Tragfähige Strukturen
Robert, als Geschäftsführer der Hedwig-Wachenheim-Gesellschaft, einer 2005 gegründeten Beschäftigungsgesellschaft, nahm sich der Sache an. Auch er wusste nicht, wie man ein Museum gründet, aber er probierte es. Viele, vor allem aus dem Umfeld der ehemaligen Jugendlichen, die sich hier trafen, halfen mit. Aufgewachsen im fränkischen Langenzenn bei Fürth, besuchte Robert das Gymnasium in Fürth, leistete seinen Zivildienst und studierte Politikwissenschaft und Soziologie in Erlangen und in Rennes in Frankreich. Dann ging es nach Berlin an die Humboldt-Universität, wo er Sozialwissenschaften draufsattelte.
„Das war in den 1990ern. Alles wollte nach Berlin und ich auch.“ Der fränkische Akzent und das rollende R blieben Teil seiner Sprache, ansonsten ist er ein richtiger Berliner geworden. Nach dem Studium wollte er etwas „Richtiges“ machen. Theorie war nicht seine Sache.
„Du kannst mit dem Abschluss verschiedene Berufe ausüben, anders als ein Maschinenbauingenieur, der auf seinen Beruf festgelegt ist“, erläutert Robert. Er kam zunächst in der Arbeiterwohlfahrt unter, bis sich die Möglichkeit ergab, die Beschäftigungsgesellschaft zu gründen, die den Namen Hedwig Wachenheim trägt.
„Hedwig Wachenheim war eine Sozialdemokratin, eine Mitbegründerin der Arbeiterwohlfahrt. Sie ist nicht so sehr bekannt, weil sie als Verfolgte des NS-Regimes in die USA emigrierte und nur noch einmal kurz nach Deutschland zurück kam.“
2007 startete eine erste Maßnahme mit arbeitslosen Akademikern, die sich mit den widerspenstigen Jugendlichen beschäftigen sollten. Manche waren Feuer und Flamme, beherrschten aber nicht so recht das Werkzeug, andere blieben skeptisch, weil sie mit Punks und Langhaarigen nichts anfangen konnten.
„Die erste Ausstellung unter diesen Bedingungen zu erarbeiten, gestaltete sich sehr konfliktreich, aber das Ergebnis konnte sich dennoch sehen lassen“, lacht Robert. Aber dann wurde es besser. Ein richtig gutes Team kam zusammen, engagiert und fleißig. Dieses recherchierte, suchte Fotos, diskutierte, schrieb die Tafeln und gestaltete sie.
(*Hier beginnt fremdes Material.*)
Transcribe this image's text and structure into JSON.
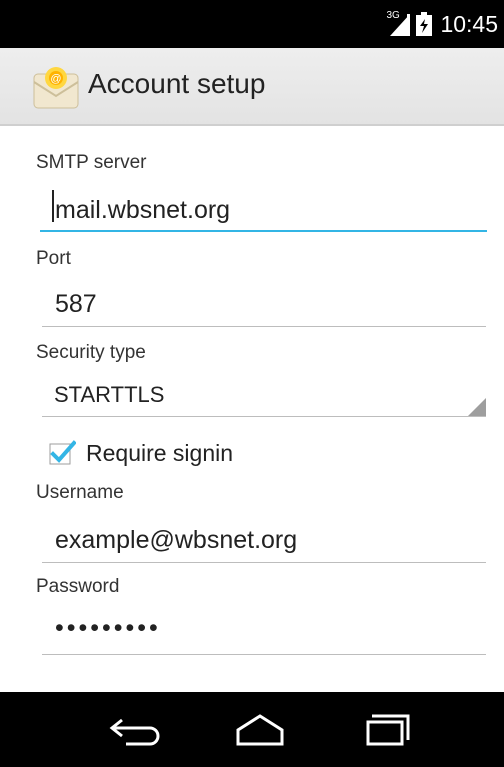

2008 öffnete die Ausstellung „Wartet nicht auf bessre Zeiten“. Der Titel lehnt sich an einen Spruch von Wolf Biermann an. Eine zweite Ausstellung über den Jugendwiderstand gegen das NS-Regime kam später hinzu. Damals wurde das Konzept der „Eventibition“ entwickelt, das eine Kombination von Veranstaltungs- und Ausstellungsort darstellt. Die Kirche war wieder offen und wurde auch von umliegenden Gruppen und Interessierten angenommen. Auch temporäre Ausstellungen werden gezeigt; hier finden Kiezkino und Kiezversammlungen statt und hier wird auch jährlich der Silvio-Meier-Preis verliehen. Wegen Corona sind diese Projekte im letzten Jahr entweder komplett auf Eis gelegt oder zumindest heruntergefahren worden. Das entspricht nicht gerade dem Naturell von Robert Schwind, der nach der Maxime handelt: „Irgendwas geht immer!“ Zwangspause im Museum heißt nicht auch Pause im Büro.